その一方で、演奏レベル如何ではなく、撮影状態の不安定さで「損」をしている提出動画も複数見受けられたとの意見もあり、出場者の皆さまにおかれましては、録画審査が多用される時代の「ステージマナー」についてご一考いただければと思います。
具体的な声としては以下のようなものがありましたので、参考にしてみてはいかがでしょうか。
① アングルが揺れるので、カメラを手持ちにするのではなく、三脚などを使用してほしい。
② 音割れが発生することがあるので、その場合はマイクの設定を見直し、できるなら楽器・演奏者からやや離れた場所にマイク・カメラを設置した方がよい。
特に①については、審査時に画面酔を引き起こすこともありますし、ハンドバッグに収まるコンパクトな三脚を使用するといったお手軽な方法でもいいので、ぜひ工夫していただきたいと思います。
肝心の演奏クオリティにおいては、金賞ならびに第1位に入賞した方々は「ワンランク高い」ことが合計点数に表れました。
とくにヤングアーティスト部門では、複数の上位入賞者が完全にコンクール慣れしていると見受けられた一方で、「この年齢でこれだけ弾けるのはすごい」の粋を超えて、演奏としての「深み」や、リスクをとってでも「積極性」をみせて満足させてほしい気持ちも湧きましたが、それを求めたくなるほど純粋に演奏のクオリティが高かった証左でもあります。別の演奏会場でふたたび演奏を聴く機会もあるかと思われますので、ぜひ今後も積極的な取り組みを見せてもらえればと思います。
そういった出場者がいるなかで、初めてコンクールに出場したと見受けられるケースや、「まだ専門的な音楽教育を受けていないけど、今後の頑張りにつなげたいから受けてみた」という出場者層もいらっしゃいましたが、「弾くのが好き」という思いが演奏の積極性につながったのか、単純な演奏レベルの比較を超えた結果を出すケースもありました。
コンクールを主催する事務局の立場では、そういった出場を大いに歓迎しており、その後押しをしていきたいとのことでしたが、「ピュアな心意気」とは関係なく順位付けがなされる現実についても考えを巡らせており、その結実として次回、コンクールにまだ出場したことがない子どもたちを対象とした「ファーストステップ部門」を併催することが決まりました。

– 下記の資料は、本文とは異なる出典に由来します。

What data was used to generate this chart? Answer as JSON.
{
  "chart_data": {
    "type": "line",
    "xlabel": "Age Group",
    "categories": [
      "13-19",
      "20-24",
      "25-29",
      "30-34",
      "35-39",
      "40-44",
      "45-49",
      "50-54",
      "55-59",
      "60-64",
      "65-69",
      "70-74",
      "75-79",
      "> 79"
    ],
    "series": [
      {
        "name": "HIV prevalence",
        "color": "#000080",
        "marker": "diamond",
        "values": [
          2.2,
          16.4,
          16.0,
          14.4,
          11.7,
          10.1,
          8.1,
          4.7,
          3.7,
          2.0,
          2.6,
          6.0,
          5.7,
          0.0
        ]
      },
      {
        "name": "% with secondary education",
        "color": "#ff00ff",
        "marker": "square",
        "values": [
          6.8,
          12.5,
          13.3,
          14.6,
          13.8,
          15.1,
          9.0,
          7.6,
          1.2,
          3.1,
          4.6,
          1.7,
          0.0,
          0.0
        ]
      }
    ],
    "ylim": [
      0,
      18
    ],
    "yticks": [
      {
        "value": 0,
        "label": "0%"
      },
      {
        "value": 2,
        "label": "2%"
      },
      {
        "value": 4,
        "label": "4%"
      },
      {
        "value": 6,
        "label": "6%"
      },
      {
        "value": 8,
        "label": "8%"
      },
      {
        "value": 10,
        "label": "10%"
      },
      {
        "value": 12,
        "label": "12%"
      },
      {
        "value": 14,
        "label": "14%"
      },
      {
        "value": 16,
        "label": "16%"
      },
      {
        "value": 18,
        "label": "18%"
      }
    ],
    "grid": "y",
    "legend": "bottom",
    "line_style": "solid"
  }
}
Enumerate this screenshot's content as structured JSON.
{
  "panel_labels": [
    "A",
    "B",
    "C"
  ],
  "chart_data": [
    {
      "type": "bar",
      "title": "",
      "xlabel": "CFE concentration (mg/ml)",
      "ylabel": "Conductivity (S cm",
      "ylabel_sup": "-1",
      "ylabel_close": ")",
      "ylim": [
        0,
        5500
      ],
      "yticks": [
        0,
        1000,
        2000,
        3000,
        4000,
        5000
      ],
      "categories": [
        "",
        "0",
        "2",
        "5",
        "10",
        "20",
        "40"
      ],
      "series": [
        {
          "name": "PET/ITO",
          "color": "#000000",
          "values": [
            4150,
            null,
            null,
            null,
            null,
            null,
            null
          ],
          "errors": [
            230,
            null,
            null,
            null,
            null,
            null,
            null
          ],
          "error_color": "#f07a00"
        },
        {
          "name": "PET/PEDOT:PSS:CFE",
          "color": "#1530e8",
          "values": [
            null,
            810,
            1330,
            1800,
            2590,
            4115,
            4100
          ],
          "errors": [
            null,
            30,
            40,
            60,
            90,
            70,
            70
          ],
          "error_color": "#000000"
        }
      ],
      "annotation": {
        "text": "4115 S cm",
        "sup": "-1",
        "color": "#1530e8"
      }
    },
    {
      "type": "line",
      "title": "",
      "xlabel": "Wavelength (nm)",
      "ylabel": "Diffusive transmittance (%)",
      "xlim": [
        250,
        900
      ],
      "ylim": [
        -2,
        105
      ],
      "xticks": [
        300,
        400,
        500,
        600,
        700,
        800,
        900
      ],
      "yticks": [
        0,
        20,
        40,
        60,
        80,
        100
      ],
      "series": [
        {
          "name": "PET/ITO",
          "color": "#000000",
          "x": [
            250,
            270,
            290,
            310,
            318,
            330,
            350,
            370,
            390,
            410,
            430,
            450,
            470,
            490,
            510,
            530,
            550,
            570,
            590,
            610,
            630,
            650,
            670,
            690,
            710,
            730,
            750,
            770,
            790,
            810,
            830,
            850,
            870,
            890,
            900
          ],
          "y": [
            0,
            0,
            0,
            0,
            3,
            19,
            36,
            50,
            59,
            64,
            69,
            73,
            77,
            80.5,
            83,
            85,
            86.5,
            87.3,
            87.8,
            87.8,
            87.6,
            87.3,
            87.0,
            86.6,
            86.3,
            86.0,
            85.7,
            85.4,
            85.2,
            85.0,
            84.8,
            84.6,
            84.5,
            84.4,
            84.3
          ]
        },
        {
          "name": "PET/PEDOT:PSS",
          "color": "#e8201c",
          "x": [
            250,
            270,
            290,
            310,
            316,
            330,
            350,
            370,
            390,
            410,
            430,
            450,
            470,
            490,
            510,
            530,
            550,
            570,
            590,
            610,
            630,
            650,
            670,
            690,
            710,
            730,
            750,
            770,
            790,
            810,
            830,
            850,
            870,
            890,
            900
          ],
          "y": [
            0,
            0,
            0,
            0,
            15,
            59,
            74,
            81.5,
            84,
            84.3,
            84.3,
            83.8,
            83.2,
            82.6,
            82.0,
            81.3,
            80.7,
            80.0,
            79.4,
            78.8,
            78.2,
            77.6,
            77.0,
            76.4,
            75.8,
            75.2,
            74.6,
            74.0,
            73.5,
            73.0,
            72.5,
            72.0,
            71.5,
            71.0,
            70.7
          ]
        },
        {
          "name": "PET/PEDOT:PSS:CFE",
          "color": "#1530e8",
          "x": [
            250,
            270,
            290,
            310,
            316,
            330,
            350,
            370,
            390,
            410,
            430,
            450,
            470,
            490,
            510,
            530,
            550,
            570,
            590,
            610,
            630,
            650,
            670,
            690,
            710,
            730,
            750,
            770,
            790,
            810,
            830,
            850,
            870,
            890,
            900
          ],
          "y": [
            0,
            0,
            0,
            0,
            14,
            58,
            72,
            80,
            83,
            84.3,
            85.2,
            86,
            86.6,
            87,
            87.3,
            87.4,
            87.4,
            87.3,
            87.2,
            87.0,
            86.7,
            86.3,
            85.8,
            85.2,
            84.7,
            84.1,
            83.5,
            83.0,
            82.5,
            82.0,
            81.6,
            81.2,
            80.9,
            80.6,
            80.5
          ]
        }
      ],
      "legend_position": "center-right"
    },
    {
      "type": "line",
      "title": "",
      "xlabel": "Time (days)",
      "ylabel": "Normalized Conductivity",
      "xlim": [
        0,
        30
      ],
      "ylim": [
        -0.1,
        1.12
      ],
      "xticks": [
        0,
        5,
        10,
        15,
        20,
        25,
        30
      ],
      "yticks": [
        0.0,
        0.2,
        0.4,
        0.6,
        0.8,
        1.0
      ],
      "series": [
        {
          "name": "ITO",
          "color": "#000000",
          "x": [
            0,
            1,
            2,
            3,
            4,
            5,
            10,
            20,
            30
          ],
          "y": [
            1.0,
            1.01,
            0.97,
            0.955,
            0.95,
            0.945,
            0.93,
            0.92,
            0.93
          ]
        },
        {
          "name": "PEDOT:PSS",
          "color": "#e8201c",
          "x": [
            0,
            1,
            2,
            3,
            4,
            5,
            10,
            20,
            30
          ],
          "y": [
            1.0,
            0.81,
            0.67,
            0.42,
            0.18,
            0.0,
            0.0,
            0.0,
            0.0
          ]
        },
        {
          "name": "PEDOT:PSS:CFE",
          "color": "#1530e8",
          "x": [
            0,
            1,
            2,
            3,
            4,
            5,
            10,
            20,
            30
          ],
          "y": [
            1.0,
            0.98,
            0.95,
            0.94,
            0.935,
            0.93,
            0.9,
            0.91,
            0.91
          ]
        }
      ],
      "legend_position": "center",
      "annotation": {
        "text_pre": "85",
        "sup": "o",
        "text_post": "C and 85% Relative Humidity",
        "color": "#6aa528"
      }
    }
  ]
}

印西国際音楽コンクールは隔月開催のかたちをとり、アップデートの頻度も高く、未来の演奏家、音楽愛好家の皆さまの後押しとなるコンセプトを第一としておりますので、出場者の皆さまへの応援とあわせて、このコンクールを暖かく見守っていただければ嬉しく思います。
さて、7月には前述のファーストステップ部門・一般部門・プロフェッショナル部門の3つを加えたかたちで、全5部門による第2回印西国際音楽コンクールが開催されます。すでに申込みを受け付けた出場者の中にはユニークな演奏形態をとる方もいたとのことで、また多様な演奏を聴けることを期待しながら、次回の審査会を待ちたいと思います。
3月に予定される印西音楽祭まで、入賞者の生演奏を聴くことはお預けとなりますが、よりいっそう深化した演奏を印西市民の皆さまと一緒に味わえることを大いに期待しております。